The proposed deal would give the bank liability releases from state and federal claims over its mortgage practices in exchange for reducing loan principals to help struggling homeowners, said the people, who didn’t want to be identified because the discussions aren’t public.
State and federal officials are negotiating a settlement with the five largest mortgage servicers, including Bank of America, over their servicing and foreclosure practices. Attorneys general from all 50 states began investigating the practices last year to determine whether banks and loan servicers used faulty documents to justify foreclosures.
Bank of America, in its separate negotiations, has offered to fund more principal writedowns than what is being discussed in the larger settlement talks, one of the people said. The bank is seeking a blanket liability release that would be broader than what would be available for the other banks involved in the negotiations, the person said.
Other attorneys general were unaware of the separate talks with Bank of America, the person said.
Rick Simon, a Bank of America spokesman, didn’t immediately return a call seeking comment after regular business hours yesterday. A call to the Charlotte, North Carolina-based bank’s media office also wasn’t returned.
Bank of America’s separate negotiations with some of the states were reported yesterday by the Huffington Post.
Any principal reductions probably would involve borrowers who have to qualify for specific conditions, such as being at least 60 days late, the other person said. The deal could still fall apart and isn’t necessarily closer to being completed than a broader agreement involving all the states and all five banks, the person said.
Geoff Greenwood, a spokesman for Iowa Attorney General Tom Miller, declined to comment. Miller is leading negotiations for the 50 state attorneys general.
The other banks involved in the broader talks with state and federal officials are JPMorgan Chase & Co. (JPM), Citigroup Inc. (C), Wells Fargo & Co. (WFC) and Ally Financial Inc.
The probes by the attorneys general and federal regulators began amid allegations of practices such as robo-signing, or using workers with little or no training to sign thousands of documents filed in support of foreclosures without reading them.
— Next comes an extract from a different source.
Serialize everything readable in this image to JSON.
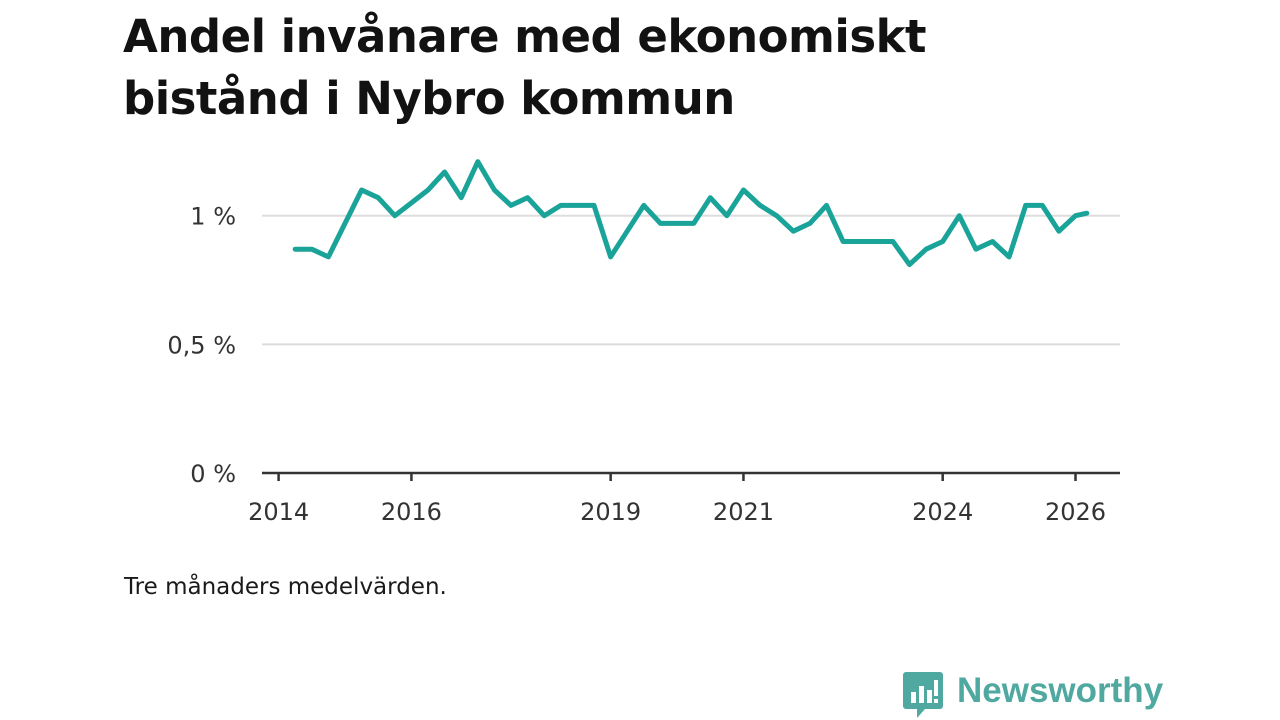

The investigations were broadened to include all aspects of the servicing business.
Officials are seeking a settlement that sets standards for how the banks service loans, interact with borrowers and conduct foreclosures, according to terms proposed in March. They also want the banks to fund loan modifications for homeowners.
A push by the banks to win broad liability releases was one of the main obstacles in talks to resolve the nationwide probe, two people briefed on the matter said in July.
The mortgage servicers sought protection from additional state and federal claims over their mortgage practices as part of reaching a settlement that may exceed $20 billion, according to those people, who declined to be named because the talks are private. The banks were seeking releases that go beyond servicing of mortgages to include lending and securitization of loans, one of those people said.
That effort encountered resistance from at least three states: Delaware, New York and Massachusetts.
Delaware Attorney General Beau Biden said in July he had “strong reservations” about a deal that provides releases related to practices such as securitization and lending, because servicing is the focus of the nationwide settlement talks. Massachusetts Attorney General Martha Coakley said she wouldn’t support an agreement that included releases for securitization of mortgages and conduct related to a database of mortgages known as MERS.